Mentalism is another area that’s great because you get the chance to tell someone “It’s good to have a business professional who knows what you’re thinking” and then launch into something mind-blowing.  A few effects I’ve tried and recommend are Rick Lax’s “Close Call,” Bobby Motta’s “The Informant,” and Thinking Paradox’s “Clear Choice.”  All you can adapt to a given situation, and all of them will make you the center of attention at any given event.

Magic brings out your inner performer. 

Any business professional knows you sell yourself.  What most don’t know is that you’re a performer at heart without even realizing it.  I get this in my profession, because I know there’s an element of showmanship to what I do whenever I’m in public.  If I’m trying a case or persuading someone to look at my point of view, I want to make sure I’m as convincing as possible.  That requires an element of showmanship, so I study everything I can allowing me to bring out the best performance that will benefit my clients or readership.

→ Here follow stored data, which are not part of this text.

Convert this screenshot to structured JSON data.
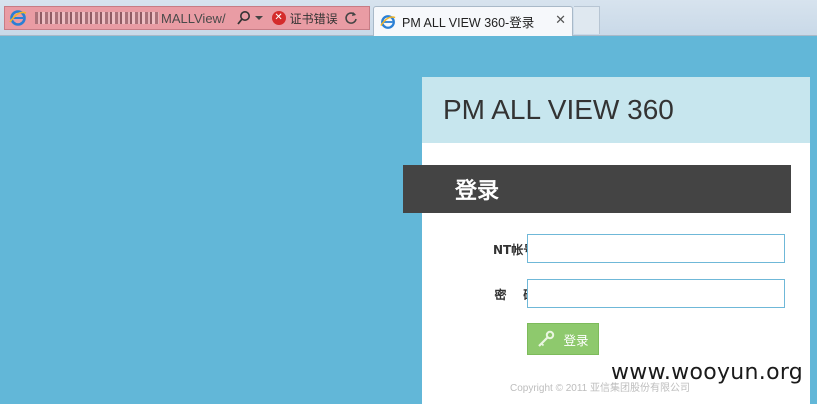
{
  "browser": {
    "address_text": "MALLView/",
    "cert_error": "证书错误",
    "tab_title": "PM ALL VIEW 360-登录",
    "tab_close": "✕"
  },
  "panel": {
    "header": "PM ALL VIEW 360",
    "banner": "登录",
    "account_label": "NT帐号:",
    "account_value": "",
    "password_label": "密    码:",
    "password_value": "",
    "login_button": "登录",
    "copyright": "Copyright © 2011 亚信集团股份有限公司"
  },
  "watermark": "www.wooyun.org",
  "colors": {
    "page_bg": "#62b7d8",
    "header_bg": "#c7e6ee",
    "banner_bg": "#444444",
    "button_bg": "#8ec96d",
    "address_error_bg": "#e99ca4"
  }
}
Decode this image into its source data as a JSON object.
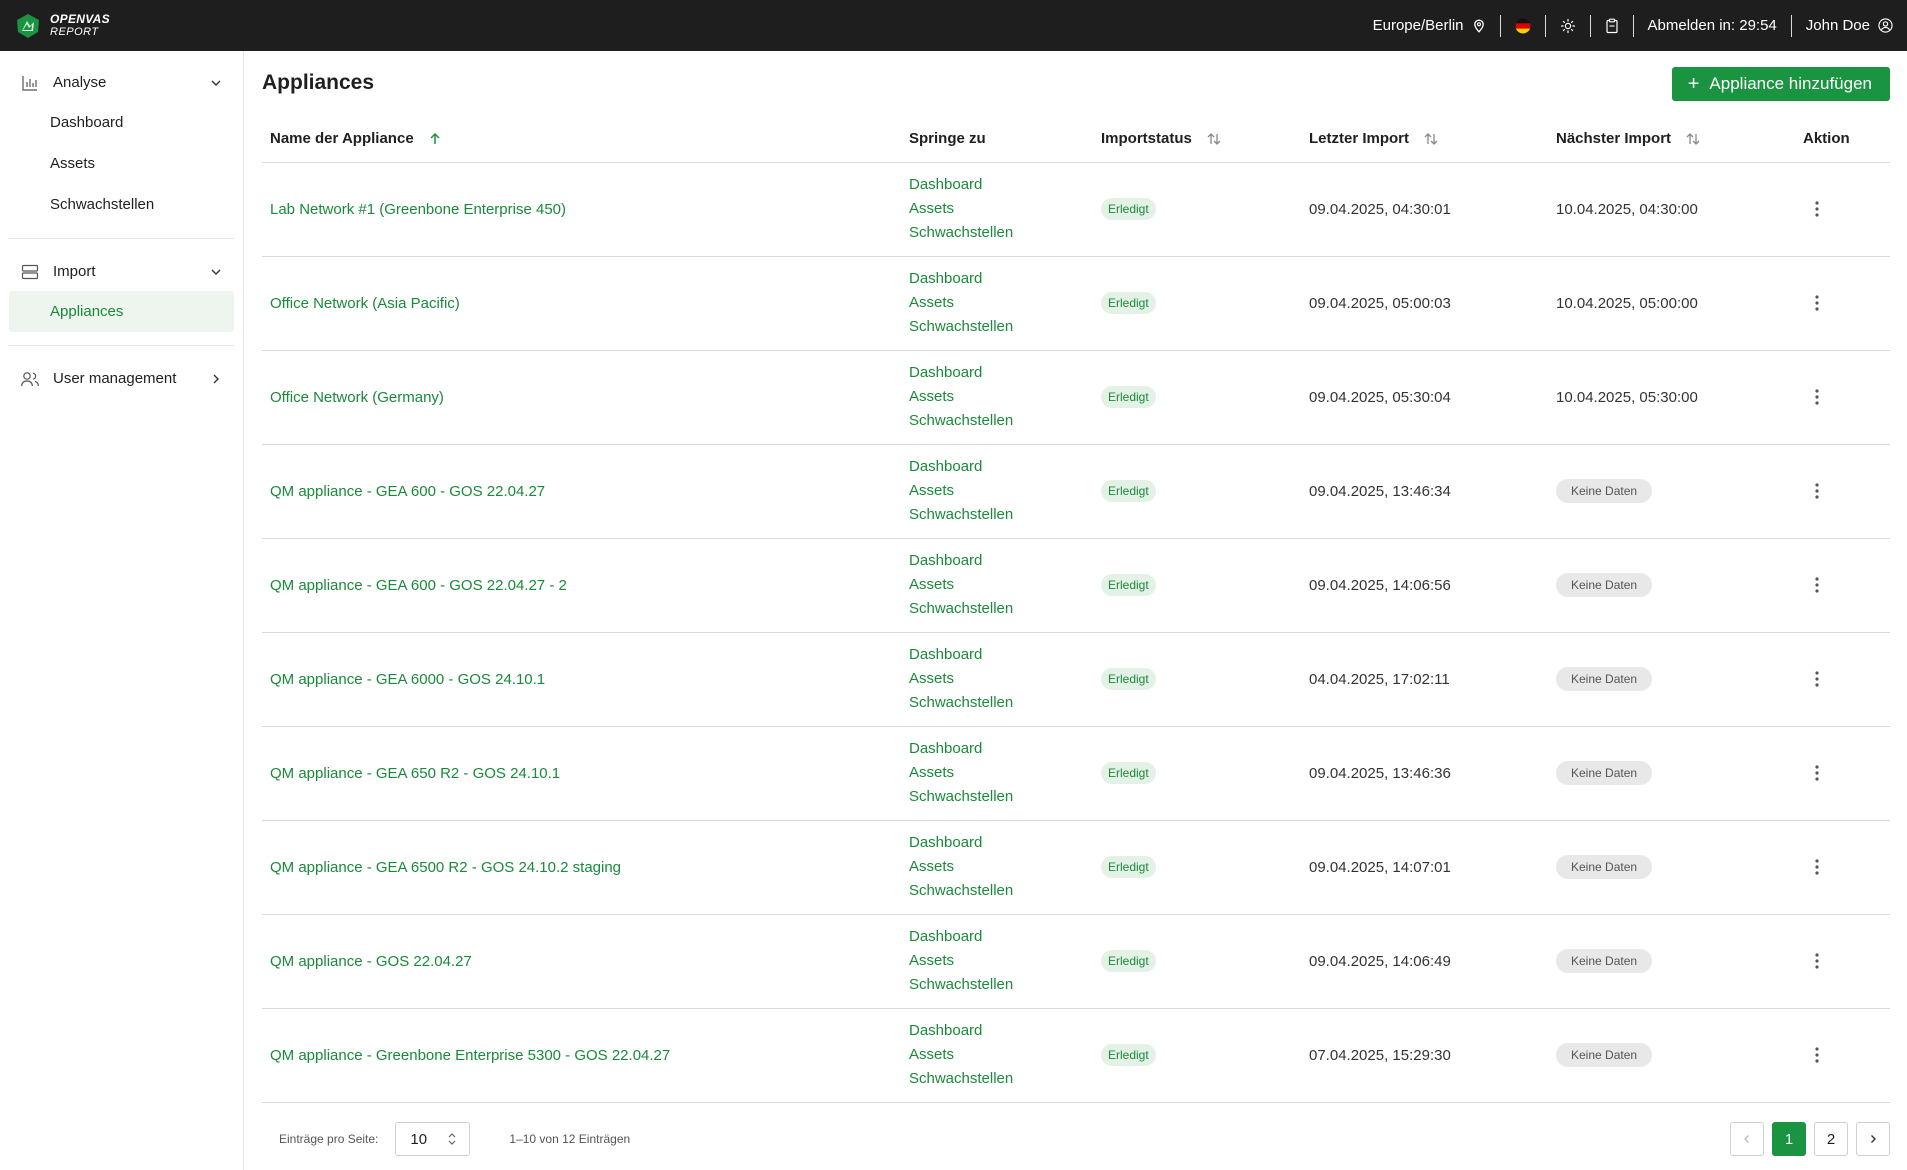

You’ll eventually learn nothing goes wrong by studying magic. 

One misconception about magic is that you need to either succeed or fail when you attempt a routine.  That’s not the case.  If you prepare enough, you’ll have at least two or three ways to make an alleged “mistake” in a routine go away.  Sometimes, especially with theatrical pickpocketing, you’ll learn how to turn a mistake into a benefit for you and your performance.

This translates well into the courtroom.  If I make a “gaffe” when I’m involved in a motion hearing or trial, I usually prepare about three ways out of any gaffe so I know that I can walk into a hearing without issue.  That gives me an edge most people don’t have, and one I proudly and aggressively assert for my clients.

Building a routine teaches you building structure.  

One of the benefits of learning how to develop a routine in magic is it teaches you how to build a series of events that leads to a climax, something anyone watching your performance won’t forget.  It’s a moment where you start small, plugging in a moment of truth, and then reach a big finish people won’t forget.  If you take that meta-principle, and apply it to your own business, you’ll be able to accomplish incredible, impression results that allow for a lasting impression on a person.

I use a lot of this to structure court cases.  When I start a case, I know the big, lasting impactful statement I want to leave with a trier of fact.  As I work with the nuts and bolts of the case, I work to leave an impression with every piece of evidence, every single statement, and the questions during direct and cross I want answered.  When I hit the big point I want to make, I sit down.  Sometimes that means I have to improvise a bit and deviate from the routine, but I’ve always got backups in case one bit doesn’t work for me in court.

So take some time to study magic, no matter your business. You’ll be glad you did, and it’ll make sure you gain some principles that will help you personally, no matter your profession, as long as you think about why you do what you do.